Many school leaders, including myself at times, get caught in the monitoring and accountability cycle. These things have their place. it is important to be aware of where your team, department, school, authority, country is but only so that you can build on that and become better. Accountability should never be an end in itself, nor should it get in the way of the main thing- creating conditions for long term excellent learning.
Teacher quality is the number one driver for improvement in schools. It is followed by the quality of leadership. As leaders we need to remember that we are there to allow teachers to do their job well and to provide the resources and tools for them to do it better.
If we are not sure what this involves- as a start we could try asking our staff. If they don’t know then we could look at everything that we do and consider “How does this impact on teaching and learning? How will this help my staff to become better educators?”
I am new to senior leadership and still run a department but I intend to look at everything through this prism. The most obvious thing for me was meetings. I came out of many meetings that I chaired feeling disappointed and depleted and unable to say how the past 30 min- 1 hour would have any impact on students, so I changed them.
I decided that every meeting with my department would have a teaching and learning focus, decided by them. I used my informal learning walks to identify strengths of every teacher and then approached individuals privately to lead a session regarding that strength on a weekly basis. This had a dual effect of sharing good practice whilst letting staff know that I valued them. At the end of last term our final meeting was a reflection and “Thank you” session that I amended from an idea that Tom Sherrington (@headteacherguru) had tweeted.

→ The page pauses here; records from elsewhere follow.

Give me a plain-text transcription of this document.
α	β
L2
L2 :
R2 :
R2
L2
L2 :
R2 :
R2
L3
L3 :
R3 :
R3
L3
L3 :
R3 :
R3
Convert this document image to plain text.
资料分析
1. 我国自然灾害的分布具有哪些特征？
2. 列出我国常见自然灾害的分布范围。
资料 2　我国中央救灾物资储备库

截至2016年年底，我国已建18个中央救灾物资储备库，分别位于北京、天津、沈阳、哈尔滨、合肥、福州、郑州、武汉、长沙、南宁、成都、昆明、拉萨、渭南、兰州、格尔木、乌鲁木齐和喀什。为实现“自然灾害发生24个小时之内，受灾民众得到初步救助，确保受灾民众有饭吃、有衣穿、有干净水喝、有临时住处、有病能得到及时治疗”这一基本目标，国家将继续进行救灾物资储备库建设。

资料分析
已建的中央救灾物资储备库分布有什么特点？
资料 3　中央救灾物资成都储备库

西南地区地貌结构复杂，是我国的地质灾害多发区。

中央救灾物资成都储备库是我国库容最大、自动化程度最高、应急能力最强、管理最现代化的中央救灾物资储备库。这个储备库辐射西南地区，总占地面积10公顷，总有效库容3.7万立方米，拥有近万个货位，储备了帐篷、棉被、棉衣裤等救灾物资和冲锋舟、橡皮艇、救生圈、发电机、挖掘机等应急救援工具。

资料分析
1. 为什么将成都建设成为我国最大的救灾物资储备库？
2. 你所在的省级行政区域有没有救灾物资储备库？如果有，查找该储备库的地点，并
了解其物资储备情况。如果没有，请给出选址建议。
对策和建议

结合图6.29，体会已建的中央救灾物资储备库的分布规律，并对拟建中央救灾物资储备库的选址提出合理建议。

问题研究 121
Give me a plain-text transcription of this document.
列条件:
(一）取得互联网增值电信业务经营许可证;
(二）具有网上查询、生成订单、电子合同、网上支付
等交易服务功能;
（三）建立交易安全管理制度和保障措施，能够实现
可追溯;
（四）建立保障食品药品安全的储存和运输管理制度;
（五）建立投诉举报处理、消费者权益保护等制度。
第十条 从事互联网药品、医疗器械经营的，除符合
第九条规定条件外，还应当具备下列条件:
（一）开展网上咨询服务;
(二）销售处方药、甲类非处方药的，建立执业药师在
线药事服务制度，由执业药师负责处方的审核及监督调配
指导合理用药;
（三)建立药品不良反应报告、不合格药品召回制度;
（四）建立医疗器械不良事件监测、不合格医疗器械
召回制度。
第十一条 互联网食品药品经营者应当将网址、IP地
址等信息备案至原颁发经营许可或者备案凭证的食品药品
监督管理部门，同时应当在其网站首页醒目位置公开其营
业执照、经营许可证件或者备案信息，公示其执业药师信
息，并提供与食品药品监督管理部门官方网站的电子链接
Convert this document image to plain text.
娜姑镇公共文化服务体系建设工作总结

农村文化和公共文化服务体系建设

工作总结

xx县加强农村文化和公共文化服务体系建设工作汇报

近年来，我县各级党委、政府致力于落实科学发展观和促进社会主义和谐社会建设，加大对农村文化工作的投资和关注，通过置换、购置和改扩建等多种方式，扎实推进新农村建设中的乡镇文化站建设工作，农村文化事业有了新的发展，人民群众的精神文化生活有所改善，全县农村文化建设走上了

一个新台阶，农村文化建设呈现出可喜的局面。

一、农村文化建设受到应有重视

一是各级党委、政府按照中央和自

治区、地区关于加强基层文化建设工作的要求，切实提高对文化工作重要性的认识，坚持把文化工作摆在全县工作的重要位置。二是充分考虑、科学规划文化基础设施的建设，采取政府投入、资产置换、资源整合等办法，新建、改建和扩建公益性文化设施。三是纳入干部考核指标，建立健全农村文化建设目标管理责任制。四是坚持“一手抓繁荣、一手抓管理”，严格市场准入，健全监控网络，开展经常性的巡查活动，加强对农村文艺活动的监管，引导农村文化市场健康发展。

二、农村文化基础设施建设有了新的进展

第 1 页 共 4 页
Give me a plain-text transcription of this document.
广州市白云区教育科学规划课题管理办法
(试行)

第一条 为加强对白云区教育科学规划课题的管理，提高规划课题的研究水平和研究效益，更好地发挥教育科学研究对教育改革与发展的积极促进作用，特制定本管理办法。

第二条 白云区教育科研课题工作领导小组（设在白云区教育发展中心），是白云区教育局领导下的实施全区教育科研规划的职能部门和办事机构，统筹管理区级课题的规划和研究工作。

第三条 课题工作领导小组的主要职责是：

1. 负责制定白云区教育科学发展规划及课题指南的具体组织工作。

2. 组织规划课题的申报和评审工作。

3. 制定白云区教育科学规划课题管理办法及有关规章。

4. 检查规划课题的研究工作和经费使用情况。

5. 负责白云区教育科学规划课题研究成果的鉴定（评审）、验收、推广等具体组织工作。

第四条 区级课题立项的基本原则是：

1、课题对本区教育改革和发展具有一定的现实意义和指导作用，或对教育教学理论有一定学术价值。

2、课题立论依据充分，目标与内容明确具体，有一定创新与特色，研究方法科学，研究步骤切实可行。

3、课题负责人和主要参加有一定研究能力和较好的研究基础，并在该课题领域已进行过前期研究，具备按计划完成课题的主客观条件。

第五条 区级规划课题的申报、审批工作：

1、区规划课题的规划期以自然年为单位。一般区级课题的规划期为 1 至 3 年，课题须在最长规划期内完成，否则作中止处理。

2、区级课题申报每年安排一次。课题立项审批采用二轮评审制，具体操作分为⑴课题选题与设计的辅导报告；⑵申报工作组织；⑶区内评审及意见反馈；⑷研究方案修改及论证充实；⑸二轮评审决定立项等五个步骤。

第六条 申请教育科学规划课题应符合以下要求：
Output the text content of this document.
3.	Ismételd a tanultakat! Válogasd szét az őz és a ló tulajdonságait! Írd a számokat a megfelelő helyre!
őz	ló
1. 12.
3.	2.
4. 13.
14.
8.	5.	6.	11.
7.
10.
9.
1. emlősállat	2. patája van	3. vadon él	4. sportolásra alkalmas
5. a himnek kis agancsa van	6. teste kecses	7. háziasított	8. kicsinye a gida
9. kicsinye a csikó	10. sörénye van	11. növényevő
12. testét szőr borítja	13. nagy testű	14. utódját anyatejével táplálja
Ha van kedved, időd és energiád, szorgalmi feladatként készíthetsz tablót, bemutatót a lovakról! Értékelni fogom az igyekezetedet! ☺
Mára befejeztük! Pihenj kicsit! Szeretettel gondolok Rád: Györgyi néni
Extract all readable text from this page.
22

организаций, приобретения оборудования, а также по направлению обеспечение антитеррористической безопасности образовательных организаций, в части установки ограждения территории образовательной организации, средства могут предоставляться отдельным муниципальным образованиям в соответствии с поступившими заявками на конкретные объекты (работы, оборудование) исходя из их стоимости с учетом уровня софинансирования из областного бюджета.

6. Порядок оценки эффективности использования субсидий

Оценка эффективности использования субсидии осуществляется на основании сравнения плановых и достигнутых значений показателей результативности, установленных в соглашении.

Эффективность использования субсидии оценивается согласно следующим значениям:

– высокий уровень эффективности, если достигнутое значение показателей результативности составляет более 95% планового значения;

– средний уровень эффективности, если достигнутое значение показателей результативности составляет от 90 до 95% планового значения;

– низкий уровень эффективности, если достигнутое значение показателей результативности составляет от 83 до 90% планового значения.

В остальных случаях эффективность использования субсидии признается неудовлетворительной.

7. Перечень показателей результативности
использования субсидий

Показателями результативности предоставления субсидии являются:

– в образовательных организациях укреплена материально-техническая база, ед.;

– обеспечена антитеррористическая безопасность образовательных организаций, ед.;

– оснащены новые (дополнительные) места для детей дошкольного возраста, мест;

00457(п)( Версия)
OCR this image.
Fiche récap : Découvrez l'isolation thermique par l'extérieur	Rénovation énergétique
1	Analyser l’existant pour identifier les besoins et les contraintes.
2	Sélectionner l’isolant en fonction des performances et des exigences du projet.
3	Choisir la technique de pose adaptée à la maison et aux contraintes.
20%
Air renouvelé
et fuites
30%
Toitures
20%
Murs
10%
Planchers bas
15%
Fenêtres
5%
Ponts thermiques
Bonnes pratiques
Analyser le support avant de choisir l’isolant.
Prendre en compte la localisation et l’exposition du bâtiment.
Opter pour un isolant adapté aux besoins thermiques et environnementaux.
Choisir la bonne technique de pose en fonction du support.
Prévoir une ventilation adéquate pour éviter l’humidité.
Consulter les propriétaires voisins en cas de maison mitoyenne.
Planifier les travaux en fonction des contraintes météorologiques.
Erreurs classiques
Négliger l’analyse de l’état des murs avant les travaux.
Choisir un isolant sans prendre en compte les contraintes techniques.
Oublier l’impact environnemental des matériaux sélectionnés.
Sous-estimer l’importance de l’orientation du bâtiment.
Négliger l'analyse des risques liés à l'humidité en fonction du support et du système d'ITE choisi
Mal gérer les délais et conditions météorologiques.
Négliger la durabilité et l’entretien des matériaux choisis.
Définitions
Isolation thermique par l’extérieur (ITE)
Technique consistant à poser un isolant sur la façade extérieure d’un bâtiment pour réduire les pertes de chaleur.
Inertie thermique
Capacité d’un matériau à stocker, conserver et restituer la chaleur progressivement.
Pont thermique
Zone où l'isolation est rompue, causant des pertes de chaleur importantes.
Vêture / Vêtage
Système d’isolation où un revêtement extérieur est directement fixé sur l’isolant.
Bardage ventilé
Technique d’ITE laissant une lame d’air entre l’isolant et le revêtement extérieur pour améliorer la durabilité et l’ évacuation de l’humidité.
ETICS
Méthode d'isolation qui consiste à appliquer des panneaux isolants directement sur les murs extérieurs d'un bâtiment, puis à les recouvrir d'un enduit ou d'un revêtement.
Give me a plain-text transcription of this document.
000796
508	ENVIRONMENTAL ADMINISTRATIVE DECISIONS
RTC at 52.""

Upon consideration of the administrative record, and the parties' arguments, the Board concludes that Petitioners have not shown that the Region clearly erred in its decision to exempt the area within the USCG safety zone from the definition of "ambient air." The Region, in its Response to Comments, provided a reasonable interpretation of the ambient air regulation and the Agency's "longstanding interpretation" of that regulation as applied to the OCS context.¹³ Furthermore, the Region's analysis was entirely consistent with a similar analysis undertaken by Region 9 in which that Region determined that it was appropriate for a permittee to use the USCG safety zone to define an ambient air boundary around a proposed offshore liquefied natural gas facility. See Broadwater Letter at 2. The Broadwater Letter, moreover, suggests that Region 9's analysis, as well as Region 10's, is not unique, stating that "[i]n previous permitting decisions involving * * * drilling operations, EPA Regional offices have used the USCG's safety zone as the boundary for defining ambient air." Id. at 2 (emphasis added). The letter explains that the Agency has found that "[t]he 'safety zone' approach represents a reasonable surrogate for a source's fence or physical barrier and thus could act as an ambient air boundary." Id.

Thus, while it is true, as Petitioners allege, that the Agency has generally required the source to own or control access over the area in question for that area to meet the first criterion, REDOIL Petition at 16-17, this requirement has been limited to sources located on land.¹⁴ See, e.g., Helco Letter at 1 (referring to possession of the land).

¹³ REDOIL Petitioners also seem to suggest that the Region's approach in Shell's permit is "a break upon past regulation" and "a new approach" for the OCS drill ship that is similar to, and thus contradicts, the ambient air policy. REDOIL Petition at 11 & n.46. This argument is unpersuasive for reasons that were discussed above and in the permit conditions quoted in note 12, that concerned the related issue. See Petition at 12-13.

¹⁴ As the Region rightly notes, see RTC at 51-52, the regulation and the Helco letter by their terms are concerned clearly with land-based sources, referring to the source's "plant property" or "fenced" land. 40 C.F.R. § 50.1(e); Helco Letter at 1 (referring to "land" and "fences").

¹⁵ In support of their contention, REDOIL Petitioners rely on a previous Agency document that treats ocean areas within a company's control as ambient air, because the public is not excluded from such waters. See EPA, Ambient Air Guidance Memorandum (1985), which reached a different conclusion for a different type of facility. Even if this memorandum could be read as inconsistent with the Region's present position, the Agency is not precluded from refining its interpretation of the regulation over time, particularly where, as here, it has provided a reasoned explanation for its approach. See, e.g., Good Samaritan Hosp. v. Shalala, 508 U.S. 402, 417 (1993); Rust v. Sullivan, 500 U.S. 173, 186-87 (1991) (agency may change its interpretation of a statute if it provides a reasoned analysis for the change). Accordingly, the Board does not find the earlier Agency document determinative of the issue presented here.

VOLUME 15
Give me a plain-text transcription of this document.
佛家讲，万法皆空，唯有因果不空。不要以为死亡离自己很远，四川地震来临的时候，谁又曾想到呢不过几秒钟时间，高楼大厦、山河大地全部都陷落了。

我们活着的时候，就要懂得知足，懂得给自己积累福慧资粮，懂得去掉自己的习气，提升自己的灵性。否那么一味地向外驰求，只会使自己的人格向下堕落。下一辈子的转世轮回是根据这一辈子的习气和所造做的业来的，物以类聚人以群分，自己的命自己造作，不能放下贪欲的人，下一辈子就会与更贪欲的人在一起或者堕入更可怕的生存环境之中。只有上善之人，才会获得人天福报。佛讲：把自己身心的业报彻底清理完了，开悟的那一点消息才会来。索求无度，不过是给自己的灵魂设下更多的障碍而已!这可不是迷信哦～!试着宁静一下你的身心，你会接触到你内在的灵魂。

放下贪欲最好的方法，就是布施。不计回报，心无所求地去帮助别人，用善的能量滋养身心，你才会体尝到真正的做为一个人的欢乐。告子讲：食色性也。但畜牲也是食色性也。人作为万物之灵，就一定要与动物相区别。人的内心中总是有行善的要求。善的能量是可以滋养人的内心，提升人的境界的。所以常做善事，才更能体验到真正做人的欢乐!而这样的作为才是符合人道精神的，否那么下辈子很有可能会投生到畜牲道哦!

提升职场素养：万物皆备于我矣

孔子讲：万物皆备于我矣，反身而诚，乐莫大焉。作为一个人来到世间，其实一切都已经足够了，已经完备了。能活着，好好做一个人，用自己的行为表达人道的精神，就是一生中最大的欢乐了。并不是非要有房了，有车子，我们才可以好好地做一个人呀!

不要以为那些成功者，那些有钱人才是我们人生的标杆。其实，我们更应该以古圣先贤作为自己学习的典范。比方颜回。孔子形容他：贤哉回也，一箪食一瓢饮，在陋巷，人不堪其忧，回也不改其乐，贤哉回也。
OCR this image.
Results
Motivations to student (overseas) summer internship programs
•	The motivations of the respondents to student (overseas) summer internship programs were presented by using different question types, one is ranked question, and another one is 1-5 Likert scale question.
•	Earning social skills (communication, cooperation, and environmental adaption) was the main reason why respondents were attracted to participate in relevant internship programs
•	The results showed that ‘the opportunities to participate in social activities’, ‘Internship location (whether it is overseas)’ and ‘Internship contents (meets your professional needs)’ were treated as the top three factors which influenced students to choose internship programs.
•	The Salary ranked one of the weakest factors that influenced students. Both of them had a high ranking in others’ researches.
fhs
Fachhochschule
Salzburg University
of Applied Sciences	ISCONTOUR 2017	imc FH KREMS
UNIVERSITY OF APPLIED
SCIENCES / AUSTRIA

Meetings had gone from a dreary, pointless habit done in the same way that had always been done to a dynamic exchange of ideas which directly impacted on teacher’s work in their classrooms. We will be changing the format again this term to suit our changing needs.
The positive feedback from staff ( 9 teachers generated 30 diff post-it notes in about 7 mins) suggested that I had done my job and I will continue to find ways to ensure those I am responsible for and equipped to do theirs in increasingly better ways.